Write the equation in the form $y = \frac{k}{x}$ .
Solve for the variable by substituting the given values into the equation.

Q: What are some real-world applications of inverse variation?

A: Inverse variation has many real-world applications, including:

Physics: Inverse variation is used to describe the relationship between the force of gravity and the distance between two objects.
Economics: Inverse variation is used to describe the relationship between the price of a good and the quantity demanded.
Biology: Inverse variation is used to describe the relationship between the concentration of a substance and the rate of reaction.

Q: What are some tips and tricks for solving problems involving inverse variation?

A: Here are a few tips and tricks to help you solve problems involving inverse variation:

Read the problem carefully: Make sure you understand what the problem is asking for.
Identify the variables: Identify the variables and the constant of variation.
Write the equation: Write the equation in the form $y = \frac{k}{x}$ .
Solve for the variable: Solve for the variable by substituting the given values into the equation.
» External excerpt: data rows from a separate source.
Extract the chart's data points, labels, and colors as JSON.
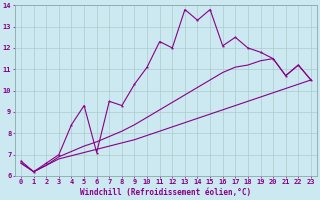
{
  "xlabel": "Windchill (Refroidissement éolien,°C)",
  "bg_color": "#cce8f0",
  "line_color": "#880088",
  "grid_color": "#aacccc",
  "x_data": [
    0,
    1,
    2,
    3,
    4,
    5,
    6,
    7,
    8,
    9,
    10,
    11,
    12,
    13,
    14,
    15,
    16,
    17,
    18,
    19,
    20,
    21,
    22,
    23
  ],
  "main_y": [
    6.7,
    6.2,
    6.6,
    7.0,
    8.4,
    9.3,
    7.1,
    9.5,
    9.3,
    10.3,
    11.1,
    12.3,
    12.0,
    13.8,
    13.3,
    13.8,
    12.1,
    12.5,
    12.0,
    11.8,
    11.5,
    10.7,
    11.2,
    10.5
  ],
  "lower_y": [
    6.6,
    6.2,
    6.5,
    6.8,
    6.95,
    7.1,
    7.25,
    7.4,
    7.55,
    7.7,
    7.9,
    8.1,
    8.3,
    8.5,
    8.7,
    8.9,
    9.1,
    9.3,
    9.5,
    9.7,
    9.9,
    10.1,
    10.3,
    10.5
  ],
  "upper_y": [
    6.6,
    6.2,
    6.5,
    6.9,
    7.15,
    7.4,
    7.6,
    7.85,
    8.1,
    8.4,
    8.75,
    9.1,
    9.45,
    9.8,
    10.15,
    10.5,
    10.85,
    11.1,
    11.2,
    11.4,
    11.5,
    10.7,
    11.2,
    10.5
  ],
  "ylim": [
    6,
    14
  ],
  "xlim_min": -0.5,
  "xlim_max": 23.5,
  "yticks": [
    6,
    7,
    8,
    9,
    10,
    11,
    12,
    13,
    14
  ],
  "xticks": [
    0,
    1,
    2,
    3,
    4,
    5,
    6,
    7,
    8,
    9,
    10,
    11,
    12,
    13,
    14,
    15,
    16,
    17,
    18,
    19,
    20,
    21,
    22,
    23
  ],
  "tick_fontsize": 5,
  "xlabel_fontsize": 5.5
}
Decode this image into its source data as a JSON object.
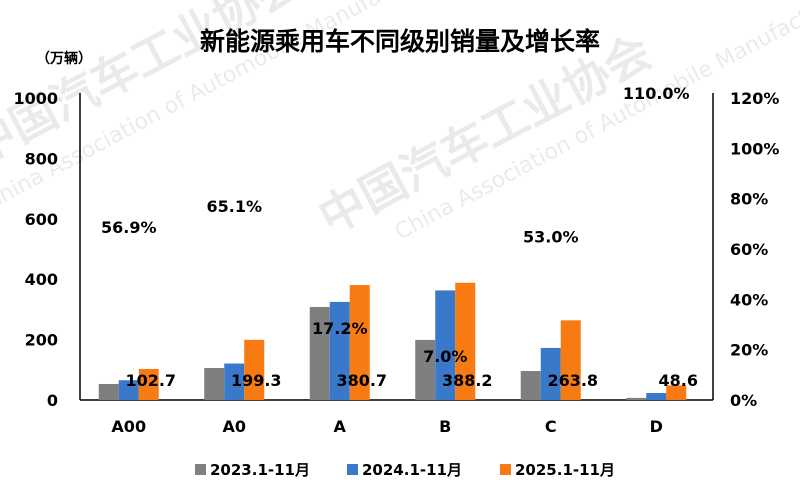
{
  "chart_data": {
    "type": "bar",
    "title": "新能源乘用车不同级别销量及增长率",
    "ylabel": "（万辆）",
    "ylim": [
      0,
      1000
    ],
    "yticks": [
      0,
      200,
      400,
      600,
      800,
      1000
    ],
    "y2lim": [
      0,
      120
    ],
    "y2ticks": [
      "0%",
      "20%",
      "40%",
      "60%",
      "80%",
      "100%",
      "120%"
    ],
    "categories": [
      "A00",
      "A0",
      "A",
      "B",
      "C",
      "D"
    ],
    "series": [
      {
        "name": "2023.1-11月",
        "color": "#7f7f7f",
        "values": [
          53,
          106,
          308,
          199,
          96,
          7
        ]
      },
      {
        "name": "2024.1-11月",
        "color": "#3a78c9",
        "values": [
          65.5,
          120.7,
          324.8,
          362.8,
          172.4,
          23.1
        ]
      },
      {
        "name": "2025.1-11月",
        "color": "#f77b12",
        "values": [
          102.7,
          199.3,
          380.7,
          388.2,
          263.8,
          48.6
        ]
      }
    ],
    "value_labels": [
      "102.7",
      "199.3",
      "380.7",
      "388.2",
      "263.8",
      "48.6"
    ],
    "growth_rates": [
      56.9,
      65.1,
      17.2,
      7.0,
      53.0,
      110.0
    ],
    "growth_labels": [
      "56.9%",
      "65.1%",
      "17.2%",
      "7.0%",
      "53.0%",
      "110.0%"
    ],
    "grid": false,
    "legend_placement": "bottom"
  },
  "watermark": {
    "cn": "中国汽车工业协会",
    "en": "China Association of Automobile Manufacturers"
  }
}
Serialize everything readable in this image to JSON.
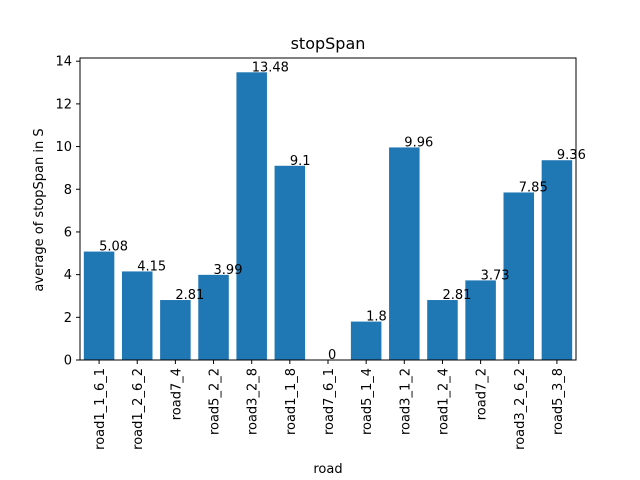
{
  "chart_data": {
    "type": "bar",
    "title": "stopSpan",
    "xlabel": "road",
    "ylabel": "average of stopSpan in S",
    "categories": [
      "road1_1_6_1",
      "road1_2_6_2",
      "road7_4",
      "road5_2_2",
      "road3_2_8",
      "road1_1_8",
      "road7_6_1",
      "road5_1_4",
      "road3_1_2",
      "road1_2_4",
      "road7_2",
      "road3_2_6_2",
      "road5_3_8"
    ],
    "values": [
      5.08,
      4.15,
      2.81,
      3.99,
      13.48,
      9.1,
      0,
      1.8,
      9.96,
      2.81,
      3.73,
      7.85,
      9.36
    ],
    "value_labels": [
      "5.08",
      "4.15",
      "2.81",
      "3.99",
      "13.48",
      "9.1",
      "0",
      "1.8",
      "9.96",
      "2.81",
      "3.73",
      "7.85",
      "9.36"
    ],
    "yticks": [
      "0",
      "2",
      "4",
      "6",
      "8",
      "10",
      "12",
      "14"
    ],
    "ylim": [
      0,
      14.15
    ],
    "grid": false,
    "legend": "none",
    "bar_color": "#1f77b4"
  }
}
Q: What are some practice problems to help me practice solving problems involving inverse variation?

A: Here are a few practice problems to help you practice solving problems involving inverse variation:

Problem 1: $S$ varies inversely as $G$ . If $S$ is 12 when $G$ is 3, write the variation equation and find $S$ when $G$ is 6.
Problem 2: $P$ varies inversely as $Q$ . If $P$ is 15 when $Q$ is 2, write the variation equation and find $P$ when $Q$ is 4.
Problem 3: $R$ varies inversely as $S$ . If $R$ is 20 when $S$ is 5, write the variation equation and find $R$ when $S$ is 10.

Q: What are the answers to the practice problems?

A: Here are the answers to the practice problems:

Problem 1: $S = \frac{36}{G}$ , $S = 6$ when $G$ is 6.
Problem 2: $P = \frac{30}{Q}$ , $P = 7.5$ when $Q$ is 4.
Problem 3: $R = \frac{40}{S}$ , $R = 4$ when $S$ is 10.

Inverse variation is a powerful tool for solving problems in a variety of fields, including physics, economics, and biology. By understanding the concept of inverse variation and how to write a variation equation, you can solve problems involving inverse variation with ease. Remember to read the problem carefully, identify the variables and the constant of variation, and write the equation in the form $y = \frac{k}{x}$ . With practice and patience, you will become proficient in solving problems involving inverse variation.